All accepted students must be able to meet the Technical Standards established by the Virginia Maryland College of Veterinary Medicine. After a decision is made to offer an acceptance to a given applicant, that candidate is required to certify his/her ability to meet the Virginia Maryland College of Veterinary Medicine’s Technical Standards, but at this juncture (prior to matriculation) the candidate is required to indicate whether or not he/she is able to satisfy the Technical Standards without accommodation; or if the candidate asserts a disability, whether that disability necessitates provision of accommodation(s). In the latter case, the Services for Students with Disabilities Office which directs the review of medical and other documentation as provided by and/or required of the candidate and the Virginia Maryland College of Veterinary Medicine must then determine if "reasonable accommodation" can be provided, and if so, acceptance and matriculation is approved.

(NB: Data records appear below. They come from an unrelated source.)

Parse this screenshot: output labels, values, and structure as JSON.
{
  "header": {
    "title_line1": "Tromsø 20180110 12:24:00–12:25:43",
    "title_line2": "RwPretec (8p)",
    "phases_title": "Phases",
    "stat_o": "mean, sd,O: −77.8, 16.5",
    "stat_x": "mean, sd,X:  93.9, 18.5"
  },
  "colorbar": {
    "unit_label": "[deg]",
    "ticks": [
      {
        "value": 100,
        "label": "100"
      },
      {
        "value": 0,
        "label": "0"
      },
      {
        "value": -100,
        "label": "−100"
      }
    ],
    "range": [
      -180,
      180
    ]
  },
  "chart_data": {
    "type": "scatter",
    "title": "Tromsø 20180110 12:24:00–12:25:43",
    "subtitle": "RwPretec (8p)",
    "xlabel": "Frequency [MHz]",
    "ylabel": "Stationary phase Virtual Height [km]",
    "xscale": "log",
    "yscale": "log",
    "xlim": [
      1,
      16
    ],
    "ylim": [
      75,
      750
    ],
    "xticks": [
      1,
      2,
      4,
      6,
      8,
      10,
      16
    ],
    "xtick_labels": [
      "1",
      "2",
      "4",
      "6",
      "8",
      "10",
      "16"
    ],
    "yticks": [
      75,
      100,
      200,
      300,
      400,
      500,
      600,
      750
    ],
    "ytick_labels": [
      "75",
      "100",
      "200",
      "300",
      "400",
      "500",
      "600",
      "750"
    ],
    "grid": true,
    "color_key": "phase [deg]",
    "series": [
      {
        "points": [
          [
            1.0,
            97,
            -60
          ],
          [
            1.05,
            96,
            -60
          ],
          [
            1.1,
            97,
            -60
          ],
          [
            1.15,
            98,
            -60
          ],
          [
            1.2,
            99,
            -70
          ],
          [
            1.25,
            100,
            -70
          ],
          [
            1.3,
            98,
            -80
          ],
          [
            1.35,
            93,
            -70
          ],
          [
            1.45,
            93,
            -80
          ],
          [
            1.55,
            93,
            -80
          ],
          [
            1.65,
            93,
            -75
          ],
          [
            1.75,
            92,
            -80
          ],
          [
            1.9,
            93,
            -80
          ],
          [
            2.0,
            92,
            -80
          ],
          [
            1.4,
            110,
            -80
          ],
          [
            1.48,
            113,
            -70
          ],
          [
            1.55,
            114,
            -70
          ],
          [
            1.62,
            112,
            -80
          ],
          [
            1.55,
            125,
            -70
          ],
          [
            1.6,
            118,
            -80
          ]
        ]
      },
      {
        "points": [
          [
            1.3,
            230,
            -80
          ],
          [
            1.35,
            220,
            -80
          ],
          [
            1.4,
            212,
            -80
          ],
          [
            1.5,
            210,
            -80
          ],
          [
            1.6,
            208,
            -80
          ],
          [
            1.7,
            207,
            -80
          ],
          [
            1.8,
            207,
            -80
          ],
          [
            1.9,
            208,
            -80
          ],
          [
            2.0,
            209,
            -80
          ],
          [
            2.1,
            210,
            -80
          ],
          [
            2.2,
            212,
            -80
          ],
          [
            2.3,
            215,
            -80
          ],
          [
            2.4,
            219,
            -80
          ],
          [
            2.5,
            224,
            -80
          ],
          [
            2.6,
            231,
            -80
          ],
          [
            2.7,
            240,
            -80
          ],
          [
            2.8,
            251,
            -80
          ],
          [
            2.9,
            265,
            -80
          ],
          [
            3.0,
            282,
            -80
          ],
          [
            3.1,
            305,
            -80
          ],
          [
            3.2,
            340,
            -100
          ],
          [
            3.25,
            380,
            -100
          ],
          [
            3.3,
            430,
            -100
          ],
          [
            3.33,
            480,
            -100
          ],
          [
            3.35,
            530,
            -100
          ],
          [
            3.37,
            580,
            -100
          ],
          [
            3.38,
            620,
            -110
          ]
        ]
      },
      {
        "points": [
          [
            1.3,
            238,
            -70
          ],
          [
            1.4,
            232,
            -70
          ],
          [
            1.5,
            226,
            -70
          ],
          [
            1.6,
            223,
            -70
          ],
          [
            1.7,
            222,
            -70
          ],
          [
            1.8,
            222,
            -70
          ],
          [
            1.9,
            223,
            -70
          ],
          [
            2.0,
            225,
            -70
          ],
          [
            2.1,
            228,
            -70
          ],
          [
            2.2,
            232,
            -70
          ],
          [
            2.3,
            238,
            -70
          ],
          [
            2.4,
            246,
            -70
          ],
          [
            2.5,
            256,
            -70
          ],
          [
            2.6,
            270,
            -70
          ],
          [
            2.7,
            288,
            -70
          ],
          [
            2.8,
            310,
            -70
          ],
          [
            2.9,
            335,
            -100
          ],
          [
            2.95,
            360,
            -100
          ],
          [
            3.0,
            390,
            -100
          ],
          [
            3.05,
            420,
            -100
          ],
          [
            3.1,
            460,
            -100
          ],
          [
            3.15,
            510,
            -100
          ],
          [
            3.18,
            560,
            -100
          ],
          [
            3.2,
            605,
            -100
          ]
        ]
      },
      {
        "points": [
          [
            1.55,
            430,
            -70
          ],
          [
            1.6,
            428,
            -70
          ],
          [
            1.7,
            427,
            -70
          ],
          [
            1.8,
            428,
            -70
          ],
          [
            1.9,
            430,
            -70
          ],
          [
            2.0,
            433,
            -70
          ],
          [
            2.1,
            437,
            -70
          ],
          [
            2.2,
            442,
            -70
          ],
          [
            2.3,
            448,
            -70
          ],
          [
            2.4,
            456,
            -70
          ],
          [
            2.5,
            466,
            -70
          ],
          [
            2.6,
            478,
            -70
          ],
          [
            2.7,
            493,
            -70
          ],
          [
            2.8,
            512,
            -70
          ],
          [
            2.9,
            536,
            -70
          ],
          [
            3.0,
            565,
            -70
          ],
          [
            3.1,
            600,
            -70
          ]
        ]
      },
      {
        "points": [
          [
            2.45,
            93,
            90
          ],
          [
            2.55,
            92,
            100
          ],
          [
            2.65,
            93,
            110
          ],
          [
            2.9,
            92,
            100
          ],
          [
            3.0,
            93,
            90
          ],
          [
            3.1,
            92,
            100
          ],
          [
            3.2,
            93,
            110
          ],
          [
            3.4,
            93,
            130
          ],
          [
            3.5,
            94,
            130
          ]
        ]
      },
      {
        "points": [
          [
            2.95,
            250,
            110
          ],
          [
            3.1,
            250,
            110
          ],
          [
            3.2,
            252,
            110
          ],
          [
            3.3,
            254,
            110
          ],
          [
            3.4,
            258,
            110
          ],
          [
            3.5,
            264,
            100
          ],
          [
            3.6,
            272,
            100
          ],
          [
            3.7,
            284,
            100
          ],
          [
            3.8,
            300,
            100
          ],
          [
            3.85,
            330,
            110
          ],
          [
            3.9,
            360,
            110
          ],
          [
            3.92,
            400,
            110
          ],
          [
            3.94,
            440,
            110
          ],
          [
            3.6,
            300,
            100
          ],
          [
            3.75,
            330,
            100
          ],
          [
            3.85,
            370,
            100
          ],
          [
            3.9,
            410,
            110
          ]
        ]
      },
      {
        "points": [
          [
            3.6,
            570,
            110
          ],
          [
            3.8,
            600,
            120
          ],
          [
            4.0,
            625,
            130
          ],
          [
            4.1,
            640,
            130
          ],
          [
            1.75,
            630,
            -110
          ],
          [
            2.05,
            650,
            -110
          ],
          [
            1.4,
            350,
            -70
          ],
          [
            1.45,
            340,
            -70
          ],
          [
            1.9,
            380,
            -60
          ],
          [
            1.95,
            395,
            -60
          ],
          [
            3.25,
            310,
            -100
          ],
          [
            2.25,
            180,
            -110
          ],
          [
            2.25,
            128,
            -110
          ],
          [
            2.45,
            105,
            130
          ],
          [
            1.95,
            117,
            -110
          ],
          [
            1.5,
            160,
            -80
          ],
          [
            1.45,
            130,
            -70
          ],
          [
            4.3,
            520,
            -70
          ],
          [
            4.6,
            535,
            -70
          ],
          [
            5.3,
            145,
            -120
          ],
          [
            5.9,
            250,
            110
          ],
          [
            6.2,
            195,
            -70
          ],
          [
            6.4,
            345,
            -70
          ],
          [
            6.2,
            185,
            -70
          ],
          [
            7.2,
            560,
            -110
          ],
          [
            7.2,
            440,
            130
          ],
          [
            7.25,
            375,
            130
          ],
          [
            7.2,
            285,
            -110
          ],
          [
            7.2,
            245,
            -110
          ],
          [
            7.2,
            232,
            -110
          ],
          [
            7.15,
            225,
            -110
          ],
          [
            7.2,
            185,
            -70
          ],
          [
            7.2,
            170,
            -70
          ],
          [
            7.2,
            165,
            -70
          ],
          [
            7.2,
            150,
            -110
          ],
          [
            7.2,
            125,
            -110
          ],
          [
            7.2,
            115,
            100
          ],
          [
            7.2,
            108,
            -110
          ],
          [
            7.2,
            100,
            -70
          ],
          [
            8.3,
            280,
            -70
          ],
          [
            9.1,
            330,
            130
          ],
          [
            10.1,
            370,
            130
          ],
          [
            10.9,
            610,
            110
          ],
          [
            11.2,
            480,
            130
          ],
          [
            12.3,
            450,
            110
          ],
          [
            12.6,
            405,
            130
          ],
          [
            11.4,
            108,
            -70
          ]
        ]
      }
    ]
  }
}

The veterinary profession provides broad opportunities including public health, lab animal medicine, specialty medicine, regulatory medicine, and academic medicine, just to name a few.  However, as the veterinary professional program is very focused on the clinical training of veterinarians, applicants must be able to demonstrate an understanding of the clinical aspects of the veterinary profession in which they are about to embark. As such, they should engage in meaningful experiences, at home or abroad, which provide exposure to clinical settings. 

Applicants should attempt to obtain at least 100 hours of exposure to veterinary medicine through working or shadowing a veterinarian.  Recognizing that time is limited, and that work, research and other activities can contribute to a student's overall preparedness for veterinary school but might compete with time that would have been devoted to veterinarian experiences, the VMCVM Admissions Committee will consider, holistically, the full set of activities described in a candidate's application.